Hello,
I've been using edgeR for a while but have a question for which I haven't been able to figure out the best way to deal with this kind of design.
I have 8 Libraries
Lib01 - Control, Genotype Sensitive [CS]
Lib02 - Control, Genotype Sensitive [CS] (Lib01 replicate)
Lib03 - Stress, Genotype Sensitive [SS]
Lib04 - Stress, Genotype Sensitive [SS] (Lib03 replicate)
Lib05 - Control, Genotype Tolerant [CT]
Lib06 - Control, Genotype Tolerant [CT] (Lib05 replicate)
Lib07 - Stress, Genotype Tolerant [ST]
Lib08 - Stress, Genotype Tolerant [ST] (Lib07 replicate)
genotype <-factor(c("S","S","S","S","T","T","T","T"))
condition <-factor(c("C","C","S","S","C","C","S","S"))
In order to calculate the DE genes in the Sensitive genotype I would do the following:
group<-(paste0(type,genotype))
group #"CS" "CS" "SS" "SS" "CT" "CT" "ST" "ST"
design<-model.matrix(~0+group)
design
groupCS groupCT groupSS groupST
1 1 0 0 0
2 1 0 0 0
3 0 0 1 0
4 0 0 1 0
5 0 1 0 0
6 0 1 0 0
7 0 0 0 1
8 0 0 0 1
fit <- glmFit(y,design)
##Contrasts##
#SSvsCS="SS-CS" Stress vs Control in the Sensitive strain
#STvsCT="ST-CT" Stress vs Control in the Tolerant strain
my.contrasts <- makeContrasts(SSvsCS=SS-CS,STvsCT=ST-CT levels=design)
lrt.SSvsCS <- glmLRT(fit, contrast=my.contrasts[,"SSvsCS"])
topTags(lrt.SSvsCS)
However how is this done to compare the DE between genotypes? Do I simply create a contrast SS-ST ? Shouldn't I consider gene DE if they are also DE against the Control?
How should the design matrix be prepared to compare genotypes taking into account the controls?
I'm not sure I follow. There is an example of a 2x2 ANOVA in the limma User's guide.
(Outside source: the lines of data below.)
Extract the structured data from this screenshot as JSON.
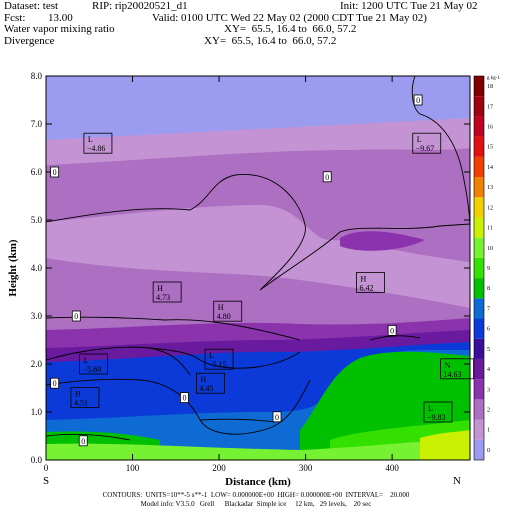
{
  "header": {
    "dataset": "Dataset: test",
    "rip": "RIP: rip20020521_d1",
    "init": "Init: 1200 UTC Tue 21 May 02",
    "fcst": "Fcst:",
    "fcst_value": "13.00",
    "valid": "Valid: 0100 UTC Wed 22 May 02 (2000 CDT Tue 21 May 02)",
    "field1": "Water vapor mixing ratio",
    "xy1": "XY=  65.5, 16.4 to  66.0, 57.2",
    "field2": "Divergence",
    "xy2": "XY=  65.5, 16.4 to  66.0, 57.2"
  },
  "footer": {
    "line1": "CONTOURS:  UNITS=10**-5 s**-1  LOW= 0.000000E+00  HIGH= 0.000000E+00  INTERVAL=    20.000",
    "line2": "Model info: V3.5.0   Grell      Blackadar  Simple ice     12 km,   29 levels,    20 sec"
  },
  "chart_data": {
    "type": "cross-section",
    "xlabel": "Distance (km)",
    "ylabel": "Height (km)",
    "xlim": [
      0,
      490
    ],
    "ylim": [
      0,
      8
    ],
    "x_ticks": [
      "0",
      "100",
      "200",
      "300",
      "400"
    ],
    "y_ticks": [
      "0.0",
      "1.0",
      "2.0",
      "3.0",
      "4.0",
      "5.0",
      "6.0",
      "7.0",
      "8.0"
    ],
    "endpoints": {
      "left": "S",
      "right": "N"
    },
    "colorbar": {
      "unit": "g kg-1",
      "labels": [
        "0",
        "1",
        "2",
        "3",
        "4",
        "5",
        "6",
        "7",
        "8",
        "9",
        "10",
        "11",
        "12",
        "13",
        "14",
        "15",
        "16",
        "17",
        "18"
      ],
      "colors": [
        "#9b9bef",
        "#c493d3",
        "#ad6fc1",
        "#8a33ad",
        "#6a1a9e",
        "#3a0f9a",
        "#0b3ad8",
        "#0e6bd4",
        "#00c000",
        "#33e000",
        "#77f233",
        "#c8f000",
        "#f0d000",
        "#f08000",
        "#f04000",
        "#e01010",
        "#c00020",
        "#a00010",
        "#800000"
      ]
    },
    "labels": [
      {
        "kind": "L",
        "value": "4.86",
        "x": 60,
        "y": 6.6
      },
      {
        "kind": "L",
        "value": "9.67",
        "x": 440,
        "y": 6.6
      },
      {
        "kind": "H",
        "value": "4.73",
        "x": 140,
        "y": 3.5
      },
      {
        "kind": "H",
        "value": "4.80",
        "x": 210,
        "y": 3.1
      },
      {
        "kind": "H",
        "value": "6.42",
        "x": 375,
        "y": 3.7
      },
      {
        "kind": "L",
        "value": "5.15",
        "x": 200,
        "y": 2.1
      },
      {
        "kind": "L",
        "value": "5.60",
        "x": 55,
        "y": 2.0
      },
      {
        "kind": "H",
        "value": "4.45",
        "x": 190,
        "y": 1.6
      },
      {
        "kind": "N",
        "value": "14.63",
        "x": 475,
        "y": 1.9
      },
      {
        "kind": "H",
        "value": "4.51",
        "x": 45,
        "y": 1.3
      },
      {
        "kind": "L",
        "value": "9.83",
        "x": 453,
        "y": 1.0
      }
    ],
    "zero_contour_labels": [
      {
        "text": "0",
        "x": 430,
        "y": 7.5
      },
      {
        "text": "0",
        "x": 10,
        "y": 6.0
      },
      {
        "text": "0",
        "x": 325,
        "y": 5.9
      },
      {
        "text": "0",
        "x": 35,
        "y": 3.0
      },
      {
        "text": "0",
        "x": 400,
        "y": 2.7
      },
      {
        "text": "0",
        "x": 10,
        "y": 1.6
      },
      {
        "text": "0",
        "x": 160,
        "y": 1.3
      },
      {
        "text": "0",
        "x": 267,
        "y": 0.9
      },
      {
        "text": "0",
        "x": 43,
        "y": 0.4
      }
    ]
  }
}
Could you explain why
model.matrix(~ genotype * condition)
does not do what you want, please.Thanks for your answer.
Your suggestion gives me this design matrix
However that would get me
Which contrast would I use Intercept-genotypeT-genotypeT?
I'm not sure I agree with Devon re there being no need for contrasts in this design.
The two contrasts that you have mentioned in your post are as follows:
SSvsCS="SS-CS" # Stress vs Control in the Sensitive strain
and
STvsCT="ST-CT" # Stress vs Control in the Tolerant strain
(I'd probably throw in an interaction contrast as well, but we'll do the basics first).
Based on the design matrix you've just posted, the fitted value for
i) CS would be CS.fitted = (Intercept)
ii) SS would be SS.fitted = (Intercept) + typeS
iii) CT would be CT.fitted = (Intercept) + genotypeT
iv) ST would be ST.fitted = (Intercept) + genotypeT + typeS + genotypeT:typeS
where the right hand sides are constructed from the fitted coefficients for Intercept, typeS, genotypeT and the genotypeT:typeS
So your SSvsCS contrast would test whether SS.fitted - CS.fitted is nonzero, that is if the coef for 'typeS' is nonzero.
And your STvsCT contrast would test whether ST.fitted - CT.fitted is nonzero, that is if the coef sum 'typeS + genotypeT:typeS' is nonzero
The interaction term that I mentioned tests whether stress has a different effect in the tolerant strain than the sensitive strain; it is given by (ST.fitted - CT.fitted) - (SS.fitted - CS-fitted) = (typeS + genotypeT:typeS) - (typeS) = genotypeT:typeS
I suspect that they really want the factorial design, even if they think they want within group comparisons. Inevitably, people start doing within group comparisons and then do stupid things like comparing lists of DE genes, rather than directly looking at interaction terms in factorial designs. But yeah, if they really have a good reason to do within group comparisons then they should just drop the intercept and use contrasts.
Hi Devon,
I want to use two factorial model (two genotypes and two level of treatments) for analysis using DESEQ2. I want to see the interaction terms and main effects separately. I want to check if the gene expression is affected by treatment only or if the gene expression is effected by genotype only or if the gene expression is affected by treatment in genotype dependent manner. Could you suggest me how could I see them? It looks like I cannot see the p-value of interaction or main effects separately like in ANOVA. In such case how could we know if the interaction has significant effects or we need to consider only main effects separately?
Thanks
You don't need a contrast with that design, the design itself directly answers the question.